About the author¶
Norah Brohan was born Norah Imrie, in Edinburgh on 8th September 1919, joining older twin brothers Jack and Dan. The family moved to London where her father Duncan, an artistic blacksmith, found work. Norah developed a lifelong love of London: They lived in Westminister in Great Peter Street, all learned to swim and dive in the municipal pool, and got a good education in Millbank school. Whenever there were processions or parades for royalty or visiting dignitaries, their mother kept them off school to watch. Her younger brother Vic joined the family in 1926.
Norah’s education finished on her 14th birthday. She was attending grammar school, having passed the exams, but family circumstances would not stretch to continuing her education. She went into service as a maid, gradually being promoted until she became the cook. Her days in service gave her a window on a different world, where she often accompanied the families she worked for to Scotland for the shooting.
She left service, at age 20, to marry Joseph Brohan, settling down in Leytonstone near Epping Forest. On her 21st Birthday she and Joe were out shopping for a necklace in Stratford but had to take shelter as the first air raid of the war devastated East London. Hours later they could still see the docks burning. She survived the blitz in London and coped with all the difficulties of war even after first Paul and then John were born - until the doodlebugs came. Trying to get two toddlers to listen for the engines of the doodlebugs cutting out and run for shelter proved beyond endurance; so she evacuated her little family to Uncle Wik’s house at Cuxton in Kent. She stayed there for the rest of the war; her daughter Anne was born in 1945 and Margaret in 1946.
The family returned to a London house with no glass in the windows or plaster on the walls, just in time to experience the coldest winter on record - 1946/47. But gradually things got back to normal and the children enjoyed very happy childhoods, with encouragement in learning and plenty of books from the library to read. They visited all the London museums regularly and went to the seaside at Chalkwall on sunny summer days. Walks in Epping Forest were a weekly occurrence and trips to Uncle Wick’s farm in Cuxton were frequent. As the children grew older they ventured off in pairs to stay with Joe’s family in Ireland for a few weeks over the summers. They were always warmly welcomed and had great fun.

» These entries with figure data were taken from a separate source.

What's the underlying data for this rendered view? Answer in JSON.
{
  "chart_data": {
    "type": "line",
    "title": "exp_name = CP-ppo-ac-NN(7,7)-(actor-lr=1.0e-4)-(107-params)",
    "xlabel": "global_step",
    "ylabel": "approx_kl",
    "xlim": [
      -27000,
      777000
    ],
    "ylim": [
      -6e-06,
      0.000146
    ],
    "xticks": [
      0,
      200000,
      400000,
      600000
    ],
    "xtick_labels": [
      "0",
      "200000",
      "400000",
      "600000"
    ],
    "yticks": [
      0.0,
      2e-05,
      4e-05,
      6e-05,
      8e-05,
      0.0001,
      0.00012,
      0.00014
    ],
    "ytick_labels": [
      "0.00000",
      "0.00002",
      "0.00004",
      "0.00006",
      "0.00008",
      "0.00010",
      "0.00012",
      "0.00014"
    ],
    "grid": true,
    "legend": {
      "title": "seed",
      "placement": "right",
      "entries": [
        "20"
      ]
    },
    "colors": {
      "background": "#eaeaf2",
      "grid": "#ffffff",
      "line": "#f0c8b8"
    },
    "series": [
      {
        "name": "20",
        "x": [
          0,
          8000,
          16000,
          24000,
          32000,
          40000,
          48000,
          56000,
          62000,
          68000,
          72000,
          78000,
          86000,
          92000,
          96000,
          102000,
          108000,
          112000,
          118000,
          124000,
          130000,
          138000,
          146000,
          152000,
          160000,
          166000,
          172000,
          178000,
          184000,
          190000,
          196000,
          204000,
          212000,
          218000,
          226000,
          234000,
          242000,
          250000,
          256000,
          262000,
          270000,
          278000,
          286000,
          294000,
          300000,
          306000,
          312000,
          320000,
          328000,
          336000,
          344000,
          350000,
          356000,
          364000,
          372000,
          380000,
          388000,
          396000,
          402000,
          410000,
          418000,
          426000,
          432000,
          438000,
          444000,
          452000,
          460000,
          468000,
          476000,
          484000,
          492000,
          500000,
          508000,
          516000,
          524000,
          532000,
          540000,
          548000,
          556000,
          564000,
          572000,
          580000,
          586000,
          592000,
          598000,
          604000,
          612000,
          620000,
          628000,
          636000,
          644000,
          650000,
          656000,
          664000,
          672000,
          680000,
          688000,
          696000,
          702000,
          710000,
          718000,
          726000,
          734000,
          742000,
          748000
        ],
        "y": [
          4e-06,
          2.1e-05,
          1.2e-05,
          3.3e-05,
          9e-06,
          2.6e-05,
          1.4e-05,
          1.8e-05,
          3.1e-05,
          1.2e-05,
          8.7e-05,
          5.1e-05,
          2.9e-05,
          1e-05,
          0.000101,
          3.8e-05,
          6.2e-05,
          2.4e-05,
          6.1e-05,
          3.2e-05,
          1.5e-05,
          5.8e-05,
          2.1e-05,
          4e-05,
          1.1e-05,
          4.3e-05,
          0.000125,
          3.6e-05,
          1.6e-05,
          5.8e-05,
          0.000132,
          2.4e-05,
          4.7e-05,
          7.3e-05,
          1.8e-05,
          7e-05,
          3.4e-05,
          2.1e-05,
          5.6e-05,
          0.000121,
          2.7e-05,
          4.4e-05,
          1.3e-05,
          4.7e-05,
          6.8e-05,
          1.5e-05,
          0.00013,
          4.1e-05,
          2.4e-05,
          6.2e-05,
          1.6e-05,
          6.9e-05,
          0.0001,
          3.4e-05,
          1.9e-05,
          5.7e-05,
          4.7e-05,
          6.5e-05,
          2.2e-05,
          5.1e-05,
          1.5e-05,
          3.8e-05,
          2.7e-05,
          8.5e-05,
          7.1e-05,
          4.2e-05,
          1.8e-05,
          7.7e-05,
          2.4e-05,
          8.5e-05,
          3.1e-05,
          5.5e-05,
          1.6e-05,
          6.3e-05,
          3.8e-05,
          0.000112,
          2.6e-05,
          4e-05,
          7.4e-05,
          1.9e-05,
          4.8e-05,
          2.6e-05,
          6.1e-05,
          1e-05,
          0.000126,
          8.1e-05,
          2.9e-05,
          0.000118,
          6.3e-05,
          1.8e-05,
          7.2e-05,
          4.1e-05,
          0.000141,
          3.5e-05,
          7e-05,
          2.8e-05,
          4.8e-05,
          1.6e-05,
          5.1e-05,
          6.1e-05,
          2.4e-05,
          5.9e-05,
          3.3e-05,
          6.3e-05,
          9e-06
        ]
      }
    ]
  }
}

Norah gently steered her children through grammar school and further and higher education, with a wider than usual education raising rabbits and chickens for meat and keeping bees. The garden in Leytonstone was long, and vegetables, fruit, and walnuts were grown, harvested, preserved, and pickled. Building projects were all inclusive and the children all learned to mix cement, use a spirit level, and generally assist with the project in hand. Norah lightened the workload with her great sense of humor and often had the family in stitches. She got the children to work with “a mad half hour and we will- get the house cleaned, get the garden weeded, move sand and cement.” Norah didn’t believe in gender discrimination in jobs: Both boys and girls had to learn to cook, sew, and iron clothes.
Norah worked with Joe’s sister Mary who ran her beauty business in Mayfair, and then in a job she loved in the West Ham Housing Department. There she would hear the problems of homeless families, and match them up with homes rebuilt in West Ham or in the new towns around London. As the children left home she developed hobbies in machine knitting and creative writing.
Norah and Joe moved to Worcestershire in 1985 to be near Paul and Margaret and their families. It was quite a wrench leaving London after 50 years in the same house; but the new allotment and the knitting club vied with a large beautiful garden and seven grandchildren close to hand in keeping them both busy. Her brother Jack came to live around the corner and daily coffee gatherings were great fun.
After Jack died and Joe became ill with Alzheimers, Norah and Joe moved to Worcester to live in a flat in Paul’s house. Norah continued to live there after Joe’s death, and gradually began to join in all that Worcester had to offer: She went on daily shopping and coffee trips, club outings and group holidays, and thoroughly enjoyed life once more. She stayed at the centre of an extended family until she died on 22nd January 2018. She was 98 and felt she had had “a lovely life.”
Noran Brohan was my Mum. A warm supportive woman with very strong family values. In addition to being a great wife, mum, grandma, and great grandma, she was also a very determined woman with a strong sense of right and wrong. She was very interested in people and the world around her. Till the end she wanted to know what was going on in the world and had decided opinions on how things should work.